Last Sunday I decided I didn’t want to go to church. The CDC had announced new guidelines the night before, advising us to limit gatherings to no more than 50 people. Church has a lot more than that and it felt wrong. The next day, the church board executive committee and pastor met and decided to cancel church services for an indefinite period of time, and to suspend all scheduled church activities. There will be no choir rehearsals, no Good Friday service. Maybe no Easter, unless we can figure out a way to do it in golf carts and still get the sound to project. But of course there IS Easter, even if we’re not in church with lots of lilies and big organ and wonderful music.

Now is limbo time. My colleague and I decided this morning that, at the rate things are changing, we may be under lock-down mode come Monday, with orders to stay home. We used our work time to do things that could only be done on-site such as updating paper files and processing payroll. And then we packed up work to bring home and set the computers so we can log in remotely. I can do much of my job from anywhere (as long as Ellie doesn’t sleep on the laptop while I’m working), so I will be fine.
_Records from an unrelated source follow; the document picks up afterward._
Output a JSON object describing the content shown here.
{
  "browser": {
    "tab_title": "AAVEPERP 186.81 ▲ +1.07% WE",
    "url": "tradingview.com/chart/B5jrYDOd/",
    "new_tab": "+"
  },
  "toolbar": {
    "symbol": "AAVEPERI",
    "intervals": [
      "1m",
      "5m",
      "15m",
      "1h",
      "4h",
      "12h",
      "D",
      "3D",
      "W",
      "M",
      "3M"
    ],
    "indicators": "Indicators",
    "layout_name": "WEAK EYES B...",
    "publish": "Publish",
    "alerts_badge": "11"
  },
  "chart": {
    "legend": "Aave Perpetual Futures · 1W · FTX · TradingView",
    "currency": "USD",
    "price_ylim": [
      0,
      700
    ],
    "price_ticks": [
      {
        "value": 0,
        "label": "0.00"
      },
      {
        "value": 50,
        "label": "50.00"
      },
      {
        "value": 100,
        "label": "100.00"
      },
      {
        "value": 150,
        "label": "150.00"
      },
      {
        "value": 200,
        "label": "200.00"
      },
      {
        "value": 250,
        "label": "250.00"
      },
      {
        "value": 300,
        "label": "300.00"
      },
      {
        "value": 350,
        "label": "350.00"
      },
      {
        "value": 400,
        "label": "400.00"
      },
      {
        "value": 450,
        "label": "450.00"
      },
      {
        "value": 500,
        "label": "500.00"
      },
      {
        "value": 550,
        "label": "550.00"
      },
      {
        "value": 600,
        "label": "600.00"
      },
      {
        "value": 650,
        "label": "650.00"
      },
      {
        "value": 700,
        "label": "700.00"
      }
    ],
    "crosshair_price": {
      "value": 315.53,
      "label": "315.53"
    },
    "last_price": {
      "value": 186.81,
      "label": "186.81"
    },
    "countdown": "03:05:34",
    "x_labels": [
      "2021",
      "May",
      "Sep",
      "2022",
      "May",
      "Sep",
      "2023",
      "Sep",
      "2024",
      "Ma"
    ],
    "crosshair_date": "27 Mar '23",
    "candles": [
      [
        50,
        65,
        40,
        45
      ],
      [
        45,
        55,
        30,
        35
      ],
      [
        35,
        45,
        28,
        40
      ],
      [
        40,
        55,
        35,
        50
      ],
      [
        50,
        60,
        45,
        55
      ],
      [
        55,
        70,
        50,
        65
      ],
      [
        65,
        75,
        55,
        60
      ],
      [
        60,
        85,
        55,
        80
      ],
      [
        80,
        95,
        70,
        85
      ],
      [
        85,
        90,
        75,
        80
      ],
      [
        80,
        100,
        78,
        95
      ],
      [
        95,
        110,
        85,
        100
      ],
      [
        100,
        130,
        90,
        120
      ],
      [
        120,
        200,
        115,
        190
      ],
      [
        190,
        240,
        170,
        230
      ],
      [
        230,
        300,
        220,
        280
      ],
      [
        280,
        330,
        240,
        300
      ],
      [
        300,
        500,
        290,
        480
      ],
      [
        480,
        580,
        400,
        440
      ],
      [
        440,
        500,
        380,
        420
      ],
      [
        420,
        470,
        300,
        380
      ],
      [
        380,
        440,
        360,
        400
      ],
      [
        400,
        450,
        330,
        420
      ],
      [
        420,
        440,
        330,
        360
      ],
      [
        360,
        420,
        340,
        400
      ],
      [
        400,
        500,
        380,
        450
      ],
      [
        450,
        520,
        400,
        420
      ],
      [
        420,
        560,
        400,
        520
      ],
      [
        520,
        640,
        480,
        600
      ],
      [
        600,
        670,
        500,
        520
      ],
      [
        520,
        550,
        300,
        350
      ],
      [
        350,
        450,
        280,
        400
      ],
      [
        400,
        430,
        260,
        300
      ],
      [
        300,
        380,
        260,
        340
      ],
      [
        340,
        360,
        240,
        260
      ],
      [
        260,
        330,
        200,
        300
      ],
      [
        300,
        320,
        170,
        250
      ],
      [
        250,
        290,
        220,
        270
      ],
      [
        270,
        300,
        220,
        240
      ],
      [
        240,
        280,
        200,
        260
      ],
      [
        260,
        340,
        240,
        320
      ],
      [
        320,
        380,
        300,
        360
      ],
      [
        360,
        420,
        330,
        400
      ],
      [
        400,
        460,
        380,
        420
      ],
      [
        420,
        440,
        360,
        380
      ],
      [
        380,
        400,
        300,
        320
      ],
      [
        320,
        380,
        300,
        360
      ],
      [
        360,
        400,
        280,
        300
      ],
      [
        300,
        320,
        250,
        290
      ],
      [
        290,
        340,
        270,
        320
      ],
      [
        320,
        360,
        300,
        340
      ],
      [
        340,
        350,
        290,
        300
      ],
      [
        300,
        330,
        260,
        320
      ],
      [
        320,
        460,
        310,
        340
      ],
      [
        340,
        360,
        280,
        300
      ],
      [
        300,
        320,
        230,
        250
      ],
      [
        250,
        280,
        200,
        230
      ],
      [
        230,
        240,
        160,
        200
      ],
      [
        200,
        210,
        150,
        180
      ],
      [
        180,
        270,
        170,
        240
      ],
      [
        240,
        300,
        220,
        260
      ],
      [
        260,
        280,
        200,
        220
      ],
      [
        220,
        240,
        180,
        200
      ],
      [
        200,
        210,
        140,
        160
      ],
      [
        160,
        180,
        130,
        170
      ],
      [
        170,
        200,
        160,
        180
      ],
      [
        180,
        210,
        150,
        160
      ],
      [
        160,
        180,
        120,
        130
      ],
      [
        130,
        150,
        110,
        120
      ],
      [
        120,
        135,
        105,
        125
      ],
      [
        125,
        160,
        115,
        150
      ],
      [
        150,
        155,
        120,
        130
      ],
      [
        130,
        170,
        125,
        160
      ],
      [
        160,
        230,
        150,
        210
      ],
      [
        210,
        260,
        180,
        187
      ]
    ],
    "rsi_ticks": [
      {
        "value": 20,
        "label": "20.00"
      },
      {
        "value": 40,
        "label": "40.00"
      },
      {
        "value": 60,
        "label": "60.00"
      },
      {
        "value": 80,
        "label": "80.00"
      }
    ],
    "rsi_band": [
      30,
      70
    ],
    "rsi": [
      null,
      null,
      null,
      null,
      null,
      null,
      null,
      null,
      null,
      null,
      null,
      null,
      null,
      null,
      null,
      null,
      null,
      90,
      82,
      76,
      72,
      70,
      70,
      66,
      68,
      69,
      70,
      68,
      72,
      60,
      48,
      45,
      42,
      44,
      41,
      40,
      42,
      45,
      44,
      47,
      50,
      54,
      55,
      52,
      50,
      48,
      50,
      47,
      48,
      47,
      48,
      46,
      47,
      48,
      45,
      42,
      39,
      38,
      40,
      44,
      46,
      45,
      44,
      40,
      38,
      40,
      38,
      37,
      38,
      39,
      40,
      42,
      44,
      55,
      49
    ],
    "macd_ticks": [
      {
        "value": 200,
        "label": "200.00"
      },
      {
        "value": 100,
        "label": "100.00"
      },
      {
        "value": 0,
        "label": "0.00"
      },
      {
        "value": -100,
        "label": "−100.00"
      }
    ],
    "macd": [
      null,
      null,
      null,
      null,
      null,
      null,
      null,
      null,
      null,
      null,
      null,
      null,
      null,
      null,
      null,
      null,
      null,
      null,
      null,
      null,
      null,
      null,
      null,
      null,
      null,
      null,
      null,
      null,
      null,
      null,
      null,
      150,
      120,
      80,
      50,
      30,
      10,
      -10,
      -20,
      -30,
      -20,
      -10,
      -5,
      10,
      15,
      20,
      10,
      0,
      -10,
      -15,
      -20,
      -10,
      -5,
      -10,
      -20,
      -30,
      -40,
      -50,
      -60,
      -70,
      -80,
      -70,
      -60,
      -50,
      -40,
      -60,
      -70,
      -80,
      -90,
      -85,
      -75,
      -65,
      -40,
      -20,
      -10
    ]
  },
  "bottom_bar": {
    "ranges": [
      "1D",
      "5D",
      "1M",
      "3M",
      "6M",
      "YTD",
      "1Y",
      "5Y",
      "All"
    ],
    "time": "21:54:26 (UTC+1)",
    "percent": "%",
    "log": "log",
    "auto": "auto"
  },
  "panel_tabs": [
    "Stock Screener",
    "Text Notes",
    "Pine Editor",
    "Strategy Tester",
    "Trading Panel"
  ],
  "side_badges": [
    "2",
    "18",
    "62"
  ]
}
It’s time we all pay attention to what is happening. We are going to know people who get sick, maybe even people who die. We might be those people ourselves. We need to take care of each other as best we can, maybe just with words online or in phone calls to neighbors to keep them from being isolated. I’m glad that Daddy is gone so there are no worries about how he would cope, and I’m not afraid for myself, though I’m generally anxious, irritable, and tired.

But I am afraid for my country, for how we will cope with the reality of what is coming. We haven’t seen anything like this, really, since the Spanish Flu in 1918. World Wars took place in other places, not on our own soil. We will have significant disruptions in our lives for a long time, that will require serious attitude, behavior, and cultural adjustments for years.

Take care of yourselves, my friends.